A Panther helicopter of French military is conducting the test-firings of the Sea Venom missile

MBDA has reported progress with the anti-ship missile being developed with Anglo-French funding. The Sea Venom, also known by its French acronym ANL, was fired for a second time from an AS365 Panther helicopter operating on a test range in southeast France. The missile will replace vintage Sea Skua and AS15TT anti-ship missiles carried by British and French navy helicopters respectively.

Frank Bastart, head of the Sea Venom/ANL program at MBDA, said that the second developmental firing was a complete success. “We have now tested a range of the missile’s capabilities, and it has performed to the very edge of its operational envelope,” he added. The Sea Venom is a sea-skimming missile that can fly for about 20 km at high subsonic speed. It has an imaging infrared seeker that provides “fire-and-forget” capability. However, it has a two-way data link that allows human control and re-targeting in-flight, if required. 

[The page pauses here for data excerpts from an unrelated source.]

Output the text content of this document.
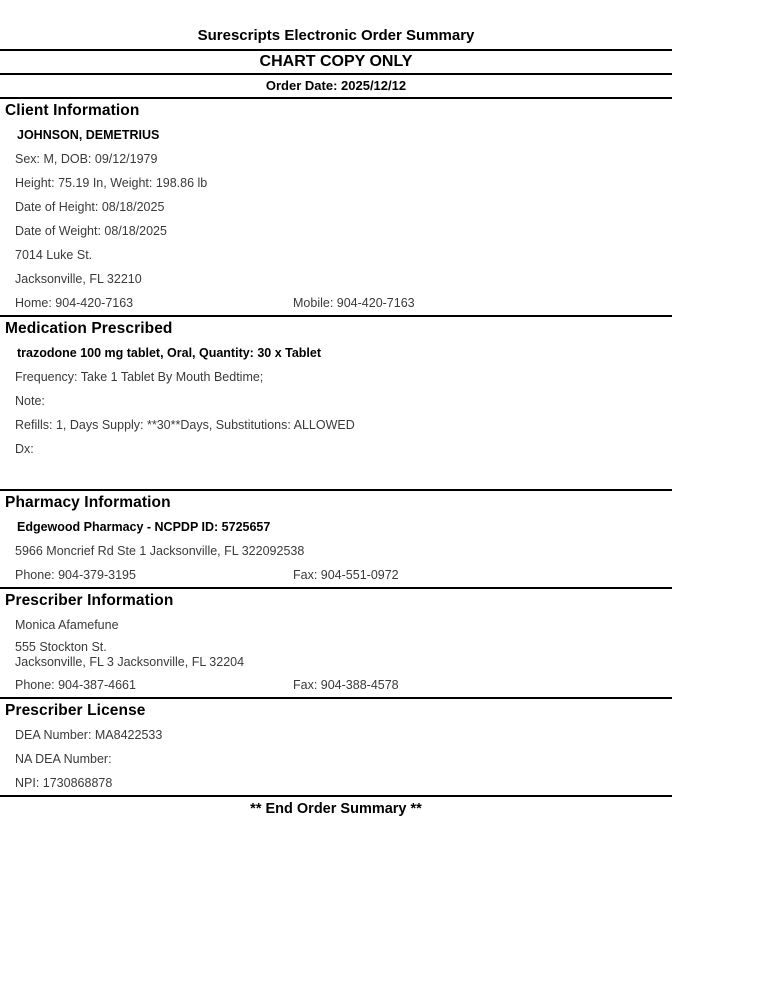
Surescripts Electronic Order Summary
CHART COPY ONLY
Order Date: 2025/12/12
Client Information
JOHNSON, DEMETRIUS
Sex: M, DOB: 09/12/1979
Height: 75.19 In, Weight: 198.86 lb
Date of Height: 08/18/2025
Date of Weight: 08/18/2025
7014 Luke St.
Jacksonville, FL 32210
Home: 904-420-7163	Mobile: 904-420-7163
Medication Prescribed
trazodone 100 mg tablet, Oral, Quantity: 30 x Tablet
Frequency: Take 1 Tablet By Mouth Bedtime;
Note:
Refills: 1, Days Supply: **30**Days, Substitutions: ALLOWED
Dx:
Pharmacy Information
Edgewood Pharmacy - NCPDP ID: 5725657
5966 Moncrief Rd Ste 1 Jacksonville, FL 322092538
Phone: 904-379-3195	Fax: 904-551-0972
Prescriber Information
Monica Afamefune
555 Stockton St.
Jacksonville, FL 3 Jacksonville, FL 32204
Phone: 904-387-4661	Fax: 904-388-4578
Prescriber License
DEA Number: MA8422533
NA DEA Number:
NPI: 1730868878
** End Order Summary **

In UK service, the missiles will be carried by the Navy’s AW159 Wildcat helicopters, while France will operate them from its future Light Joint Helicopter (French acronym HIL). They are designed to attack fast-moving patrol boats, corvettes and coastal targets. Up to four could be carried by a medium-size helicopter, such as the NH90.

MBDA was awarded the production contract for Sea Venom/ANL—then still known as the future air-to-surface guided weapon (FASGW)—in March 2014. The joint program is the first to take full advantage of mutual dependency arrangements agreed under the "One Complex Weapons" initiative designed to consolidate the Anglo-French missile industry around MBDA. This pact was first conceived in the 2010 Lancaster House treaty and finalized three years later.

MBDA claims to be “the only European group capable of designing and producing missiles and missile systems that correspond to the full range of current and future operational needs of the three armed forces [land, sea, and air].”